Actually creating 3 projects for this - this is awesome! I’ll give you access to three TPU VMs tomorrow :slight_smile: Hope that’s fine. Different teams doesn’t mean that you can’t work together - it’s just so that you have an easier time splitting the work and have access to more TPUs. I’ve split the members somewhat random in the group. Feel free to share the three TPU names tomorrow internally with each other and re-organize the three teams if it fits you better :slight_smile:

2 Likes

The more TPUs the merrier in my book :nerd_face:

1 Like

Hi all of y’all, we are missing quite a few people from here in our discord channel. If you are still interested in helping out please say hello and get caught up in our discord channel. You can use this link here Flax-HuggingFace-Community-Week and just jump to the channel “copilot-code-synthesis”

If you aren’t in the slack channel or in one of the three teams in this spreadsheet Confirmed teams for Flax/JAX community week - Google Sheets please let me and @patrickvonplaten and I am sure he will be able to resolve the issue.

Hi @ncoop57 @patrickvonplaten, do we still have space left.
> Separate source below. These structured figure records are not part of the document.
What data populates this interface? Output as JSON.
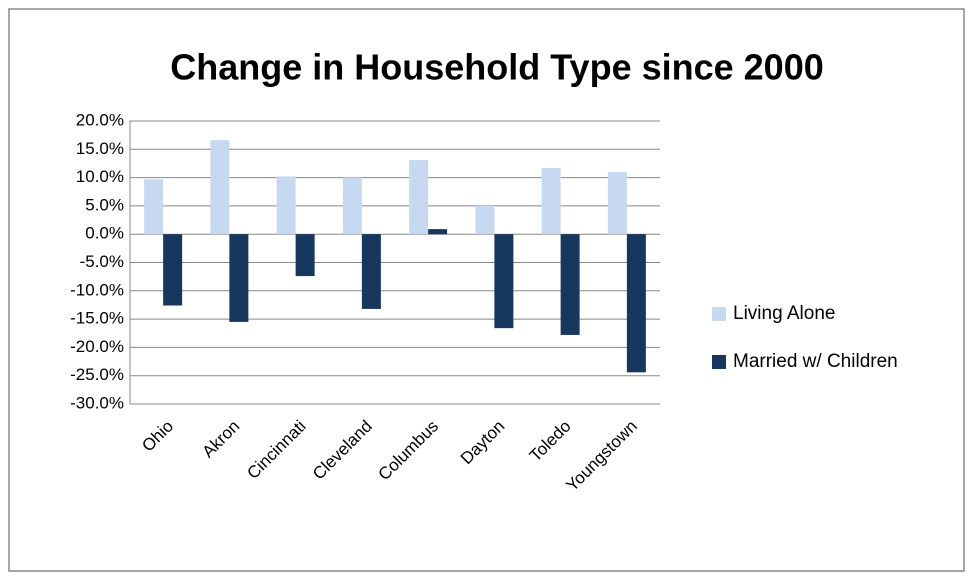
{
  "chart_data": {
    "type": "bar",
    "title": "Change in Household Type since 2000",
    "categories": [
      "Ohio",
      "Akron",
      "Cincinnati",
      "Cleveland",
      "Columbus",
      "Dayton",
      "Toledo",
      "Youngstown"
    ],
    "series": [
      {
        "name": "Living Alone",
        "color": "#c6d9f1",
        "values": [
          9.7,
          16.6,
          10.2,
          10.0,
          13.1,
          5.0,
          11.7,
          11.0
        ]
      },
      {
        "name": "Married w/ Children",
        "color": "#17375e",
        "values": [
          -12.6,
          -15.5,
          -7.4,
          -13.2,
          0.9,
          -16.6,
          -17.8,
          -24.4
        ]
      }
    ],
    "ylim": [
      -30,
      20
    ],
    "yticks": [
      {
        "value": -30,
        "label": "-30.0%"
      },
      {
        "value": -25,
        "label": "-25.0%"
      },
      {
        "value": -20,
        "label": "-20.0%"
      },
      {
        "value": -15,
        "label": "-15.0%"
      },
      {
        "value": -10,
        "label": "-10.0%"
      },
      {
        "value": -5,
        "label": "-5.0%"
      },
      {
        "value": 0,
        "label": "0.0%"
      },
      {
        "value": 5,
        "label": "5.0%"
      },
      {
        "value": 10,
        "label": "10.0%"
      },
      {
        "value": 15,
        "label": "15.0%"
      },
      {
        "value": 20,
        "label": "20.0%"
      }
    ],
    "grid": true,
    "legend": "right"
  }
}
I would like to join the effort. Thanks

1 Like

I’m very interested in helping with things like safety, correctness of generated code, training efficiency, and so on by way of neurosymbolic techniques down the road, if that’s an interest. Also UX informed informed by years of expertise and experience in programming languages tool development, and evaluation methods informed by the same expertise and experience.
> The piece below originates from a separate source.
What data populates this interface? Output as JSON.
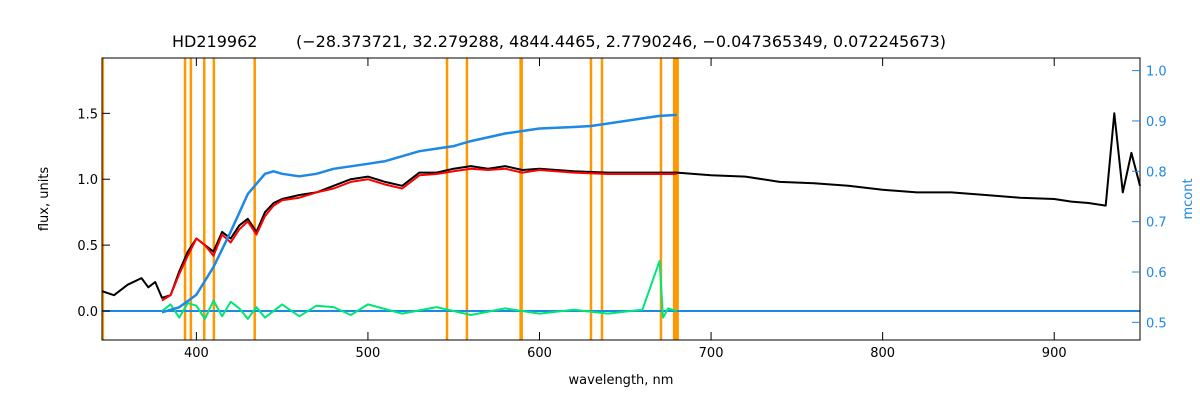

I’d be too nervous to contribute to anything closed, but extremely happy to contribute to something open source and transparent. Please let me know if my input and help is welcome here. I feel very strongly about getting this all right at some point.

1 Like

I was thinking about it. Count me in! Would the new GPT J 6B make sense?

1 Like

Awesome! That is one of the top models in the running. We are continuing to discuss everything on discord so hop on over there, we have a specific channel dedicated to all things models if you’d like to work on that task!

I am very interested in doing this also. Starting out with the GPTJ 6B would make sense but we should also note that the corpus has GitHub data that it was trained with (the pile) so getting the licenses of each piece of code that was trained for GPTJ would be a big step in avoiding the issues that Github Copilot has.

1 Like

The best way to contribute current since we have so many members right now would be to just contribute to our repository and discussing things in our issues. Here is our repo if you are interested: GitHub - ncoop57/gpt-code-clippy: Full description can be found here: https://discuss.huggingface.co/t/pretrain-gpt-neo-for-open-source-github-copilot-model/7678?u=ncoop57

I have personally been experimenting with GPT-Neo on text generation and would be interested in contributing to this project too.

@patrickvonplaten Is it still possible to join the team/get TPU access for this project?

Would also love to contribute! Have been working on the reverse: Code-to-NL for about 2 years and assembled datasets by crawling github for different languages as well. Also gathered a good bit of experience on code and language processing and some model modifications that gave us significant boosts. Still possible to join the party? :smile:

Hi, just want to know how this project is going now?